После его ухода Адель отстегнула браслет от стеблей роз, принесла его в будуар, примерила, с некоторым сожалением сняла и положила на стол, где уже была груда подарков всякого рода.
Помолчав немного, она сказала:
– Насколько мне кажется, «проклятая» сделала весьма недурное дельце!
Я приближаюсь в рассказе к тому кардинальному пункту, которому суждено было стать поворотной точкой во всей моей дальнейшей судьбе. Как знать, не подвернись Адели услужливый де Ливри и не привлеки Адель вместе с интересом сильнейшего мира сего опасения его сильнейшей подруги, она не так скоро рассталась бы с Францией, а я в течение этого времени сумел бы справиться со своей гибельной страстью, полюбил бы более достойную женщину и…
Но что говорить о том, что было бы возможным, раз в действительности эта возможность потерпела полное крушение!
Но, как часто бывает на свете, именно об этом важном периоде я знаю меньше всего. Вся совокупность причин разыгрывалась, так сказать, за «кулисами» моей жизни, причем и я, и Адель, по непонятной стыдливости, избегали много говорить друг с другом о том времени. Поэтому могу передать вам о всем случившемся лишь в кратком пересказе.

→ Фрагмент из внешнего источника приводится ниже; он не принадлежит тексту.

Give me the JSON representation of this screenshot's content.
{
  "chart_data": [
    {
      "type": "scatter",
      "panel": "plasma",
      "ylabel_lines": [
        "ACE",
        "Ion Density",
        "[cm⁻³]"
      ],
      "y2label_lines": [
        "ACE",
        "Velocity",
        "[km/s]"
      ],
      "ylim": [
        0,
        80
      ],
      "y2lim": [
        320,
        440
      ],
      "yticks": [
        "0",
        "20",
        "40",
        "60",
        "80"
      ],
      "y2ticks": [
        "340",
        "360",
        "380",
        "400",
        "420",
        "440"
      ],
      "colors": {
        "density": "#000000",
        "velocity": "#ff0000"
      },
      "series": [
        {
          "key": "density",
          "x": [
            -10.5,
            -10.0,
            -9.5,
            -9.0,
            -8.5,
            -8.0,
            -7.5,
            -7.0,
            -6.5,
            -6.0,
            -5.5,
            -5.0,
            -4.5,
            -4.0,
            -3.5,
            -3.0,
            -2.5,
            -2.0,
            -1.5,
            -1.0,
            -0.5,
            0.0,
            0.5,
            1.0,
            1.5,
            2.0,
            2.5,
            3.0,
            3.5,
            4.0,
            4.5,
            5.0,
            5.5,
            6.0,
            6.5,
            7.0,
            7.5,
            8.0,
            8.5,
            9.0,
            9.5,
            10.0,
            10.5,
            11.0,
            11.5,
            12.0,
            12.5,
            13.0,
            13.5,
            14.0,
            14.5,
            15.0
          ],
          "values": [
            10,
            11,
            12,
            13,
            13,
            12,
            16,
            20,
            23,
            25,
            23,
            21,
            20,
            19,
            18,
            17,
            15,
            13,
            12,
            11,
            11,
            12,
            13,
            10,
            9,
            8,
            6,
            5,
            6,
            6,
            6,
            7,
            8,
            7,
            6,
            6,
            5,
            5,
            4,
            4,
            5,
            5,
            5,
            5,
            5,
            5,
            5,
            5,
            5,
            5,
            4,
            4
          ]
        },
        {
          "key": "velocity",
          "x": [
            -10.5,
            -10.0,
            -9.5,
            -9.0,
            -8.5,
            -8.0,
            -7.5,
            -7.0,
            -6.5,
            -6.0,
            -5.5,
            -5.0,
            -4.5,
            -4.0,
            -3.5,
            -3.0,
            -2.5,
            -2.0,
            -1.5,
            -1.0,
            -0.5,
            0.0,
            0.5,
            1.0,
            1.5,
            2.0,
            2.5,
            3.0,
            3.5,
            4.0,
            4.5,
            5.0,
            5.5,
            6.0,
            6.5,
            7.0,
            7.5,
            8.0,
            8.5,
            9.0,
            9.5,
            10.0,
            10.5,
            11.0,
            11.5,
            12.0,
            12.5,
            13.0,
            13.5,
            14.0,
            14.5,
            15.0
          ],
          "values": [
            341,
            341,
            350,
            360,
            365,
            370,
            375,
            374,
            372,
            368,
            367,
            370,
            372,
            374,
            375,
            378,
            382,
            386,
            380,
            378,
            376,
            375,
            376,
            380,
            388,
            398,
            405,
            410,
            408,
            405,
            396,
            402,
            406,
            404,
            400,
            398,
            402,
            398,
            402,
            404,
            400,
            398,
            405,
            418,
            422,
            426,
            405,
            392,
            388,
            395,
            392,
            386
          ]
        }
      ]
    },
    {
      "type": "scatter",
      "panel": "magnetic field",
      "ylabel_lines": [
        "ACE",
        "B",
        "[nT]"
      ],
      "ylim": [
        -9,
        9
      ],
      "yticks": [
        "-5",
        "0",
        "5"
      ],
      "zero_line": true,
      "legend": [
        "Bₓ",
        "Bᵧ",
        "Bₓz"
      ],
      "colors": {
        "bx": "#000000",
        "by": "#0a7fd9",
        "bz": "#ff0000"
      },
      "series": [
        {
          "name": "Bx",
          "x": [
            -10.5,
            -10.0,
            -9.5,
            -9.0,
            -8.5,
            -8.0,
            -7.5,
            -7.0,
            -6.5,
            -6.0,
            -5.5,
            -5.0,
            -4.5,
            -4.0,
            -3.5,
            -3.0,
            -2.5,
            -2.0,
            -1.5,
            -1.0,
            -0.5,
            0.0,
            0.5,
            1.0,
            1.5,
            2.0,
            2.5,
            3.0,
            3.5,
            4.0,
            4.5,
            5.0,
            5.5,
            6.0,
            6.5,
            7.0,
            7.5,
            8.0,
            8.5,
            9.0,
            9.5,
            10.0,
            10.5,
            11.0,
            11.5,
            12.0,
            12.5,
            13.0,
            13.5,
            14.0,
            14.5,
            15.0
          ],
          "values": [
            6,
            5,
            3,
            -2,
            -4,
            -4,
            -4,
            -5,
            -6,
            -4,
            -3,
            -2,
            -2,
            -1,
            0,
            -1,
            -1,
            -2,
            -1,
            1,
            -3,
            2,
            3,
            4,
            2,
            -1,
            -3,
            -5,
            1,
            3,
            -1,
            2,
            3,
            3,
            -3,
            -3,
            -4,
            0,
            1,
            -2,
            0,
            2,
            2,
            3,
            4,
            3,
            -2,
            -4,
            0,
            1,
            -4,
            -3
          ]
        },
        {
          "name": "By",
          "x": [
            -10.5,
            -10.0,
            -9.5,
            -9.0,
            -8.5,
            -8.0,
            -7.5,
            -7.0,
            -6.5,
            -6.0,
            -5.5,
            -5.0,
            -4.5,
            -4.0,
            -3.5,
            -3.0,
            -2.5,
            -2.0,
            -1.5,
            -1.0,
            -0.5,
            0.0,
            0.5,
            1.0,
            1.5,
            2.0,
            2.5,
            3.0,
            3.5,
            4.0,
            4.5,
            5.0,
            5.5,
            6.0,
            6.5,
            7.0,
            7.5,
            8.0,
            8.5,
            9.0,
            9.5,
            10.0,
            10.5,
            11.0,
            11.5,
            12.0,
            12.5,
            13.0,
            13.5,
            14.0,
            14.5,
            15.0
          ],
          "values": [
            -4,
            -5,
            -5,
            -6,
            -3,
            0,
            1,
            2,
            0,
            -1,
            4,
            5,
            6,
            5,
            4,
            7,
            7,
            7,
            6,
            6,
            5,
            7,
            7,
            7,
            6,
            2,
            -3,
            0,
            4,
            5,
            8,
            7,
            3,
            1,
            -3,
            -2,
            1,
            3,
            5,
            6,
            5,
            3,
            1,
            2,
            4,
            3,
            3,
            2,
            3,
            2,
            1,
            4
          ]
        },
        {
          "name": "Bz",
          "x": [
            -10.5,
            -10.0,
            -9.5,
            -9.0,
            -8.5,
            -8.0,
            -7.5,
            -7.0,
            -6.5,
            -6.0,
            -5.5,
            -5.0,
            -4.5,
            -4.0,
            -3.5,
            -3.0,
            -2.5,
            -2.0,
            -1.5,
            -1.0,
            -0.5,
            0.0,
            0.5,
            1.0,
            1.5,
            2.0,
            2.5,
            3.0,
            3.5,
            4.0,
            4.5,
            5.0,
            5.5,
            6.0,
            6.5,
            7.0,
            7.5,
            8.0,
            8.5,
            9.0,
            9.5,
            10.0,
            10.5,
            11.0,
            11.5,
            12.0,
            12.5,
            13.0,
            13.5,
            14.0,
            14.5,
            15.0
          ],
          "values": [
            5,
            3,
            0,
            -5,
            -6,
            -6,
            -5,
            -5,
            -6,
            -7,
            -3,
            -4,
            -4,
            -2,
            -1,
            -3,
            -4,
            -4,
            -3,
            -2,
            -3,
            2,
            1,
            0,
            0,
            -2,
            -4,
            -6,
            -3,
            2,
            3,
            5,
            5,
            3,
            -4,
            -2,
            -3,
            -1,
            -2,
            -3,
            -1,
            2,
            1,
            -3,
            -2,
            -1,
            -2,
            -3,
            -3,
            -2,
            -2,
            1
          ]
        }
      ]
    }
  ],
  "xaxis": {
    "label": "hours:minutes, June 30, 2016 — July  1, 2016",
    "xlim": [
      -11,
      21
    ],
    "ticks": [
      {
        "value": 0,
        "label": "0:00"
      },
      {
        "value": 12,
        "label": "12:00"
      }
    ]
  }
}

План, детально разработанный хитрым де Ливри, был осуществлен во всех подробностях. Король побывал с герцогом инкогнито в театре, по окончании представления во дворце герцога был устроен веселый ужин на три прибора, где король имел возможность поближе разглядеть Адель. Она произвела на августейшего селадона неотразимое впечатление, и на следующий вечер карета доставила юную сирену в Охотничий павильон – небольшой домик Оленьего парка (в Версале), где неизменно происходили свидания короля с понравившимися ему женщинами.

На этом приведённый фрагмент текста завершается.